Striking while the revenue iron was hot, Coach is pushing further into China with a plan to add nearly 50 more stores. Though no doubt buoyed by the fact that sales are now at least a year ahead of schedule (on track to do $250 million in sales in fiscal 2012) Coach is not taking any chances. The company is also investing in intensive market research to determine the right product mix for the Chinese market including which materials, sizes, styles and functions buyers prefer.
The company's making a re-entry into the European market with a somewhat more conservative approach. Partnering with Printemps in France and British retailer Hackett Ltd. for Spain, Portugal, Ireland and the U.K., Coach products will be sold in shops-within-shops concepts. It's a win-win as the department stores get the goods while Coach tests products without investing in stand-alone real estate.

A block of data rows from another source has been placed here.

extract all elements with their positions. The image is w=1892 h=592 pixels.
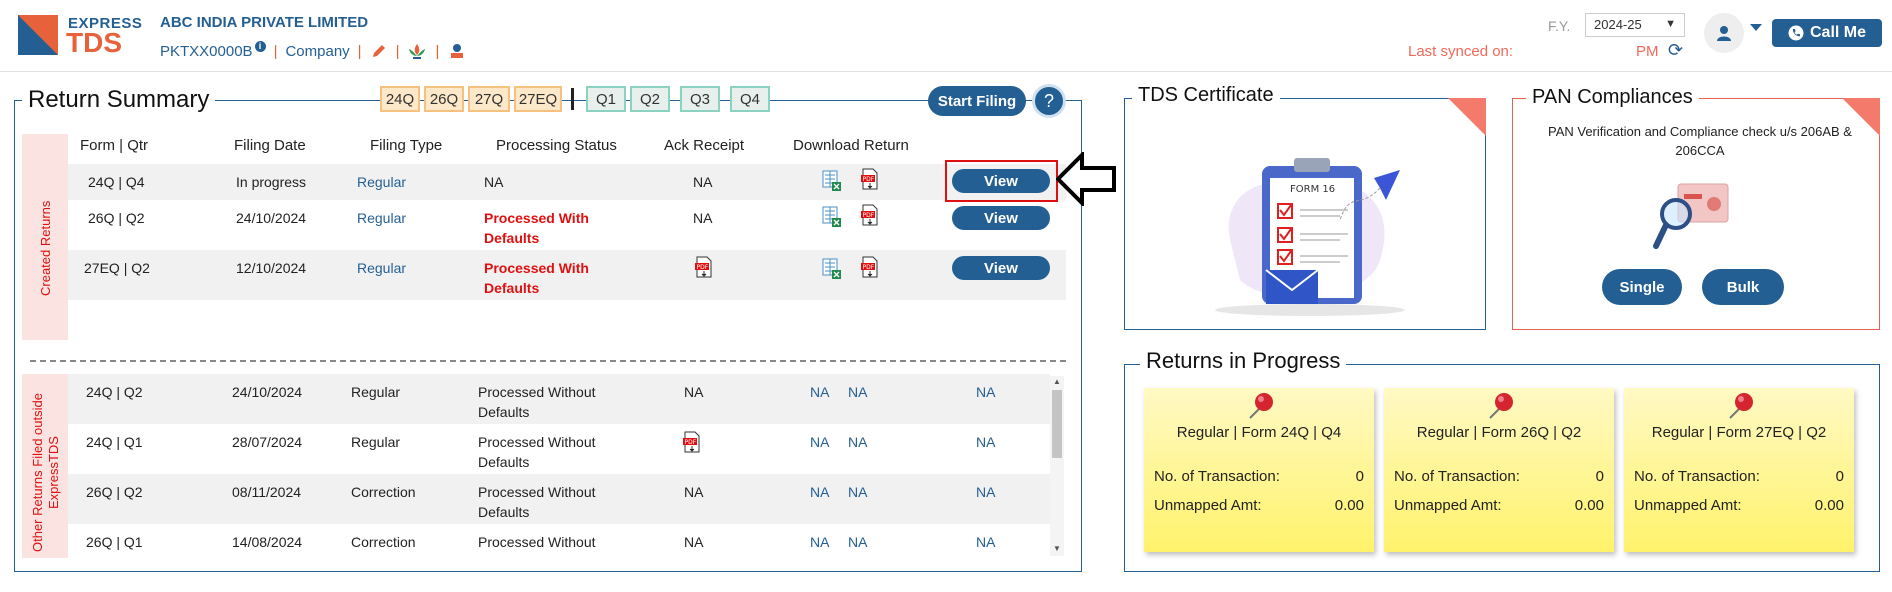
progress-card-27eq[interactable]: Regular | Form 27EQ | Q2 No. of Transact… (1624, 388, 1854, 552)
chip-27q[interactable]: 27Q (468, 86, 510, 112)
excel-download-icon[interactable] (822, 170, 842, 192)
svg-text:PDF: PDF (863, 176, 875, 183)
pushpin-icon (1249, 393, 1273, 419)
lotus-icon[interactable] (407, 42, 427, 60)
view-button-highlight (945, 160, 1058, 202)
section-divider (30, 360, 1066, 362)
col-filing-type: Filing Type (370, 137, 443, 154)
fy-label: F.Y. (1548, 18, 1571, 34)
pdf-download-icon[interactable]: PDF (860, 168, 880, 190)
start-filing-button[interactable]: Start Filing (928, 86, 1026, 116)
user-icon (1717, 26, 1731, 41)
scrollbar-thumb[interactable] (1052, 390, 1062, 458)
svg-text:PDF: PDF (863, 212, 875, 219)
table-row: 26Q | Q2 24/10/2024 Regular Processed Wi… (88, 210, 713, 246)
progress-card-26q[interactable]: Regular | Form 26Q | Q2 No. of Transacti… (1384, 388, 1614, 552)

That said, stateside, Coach is fearlessly opening a small store just for men. A tiny boutique on Bleeker Street in lower Manhattan that will feature small leather goods and travel accessories as well as footwear, jewelry and swimsuits. Though the men's side of the business is small in comparison to its women's collections, Coach's management sees this as a proving ground for developing and growing the market which -- judging by the likes of J. Crew's (JCG) foray into premium jeans and other upscale threads -- is ripe for the picking.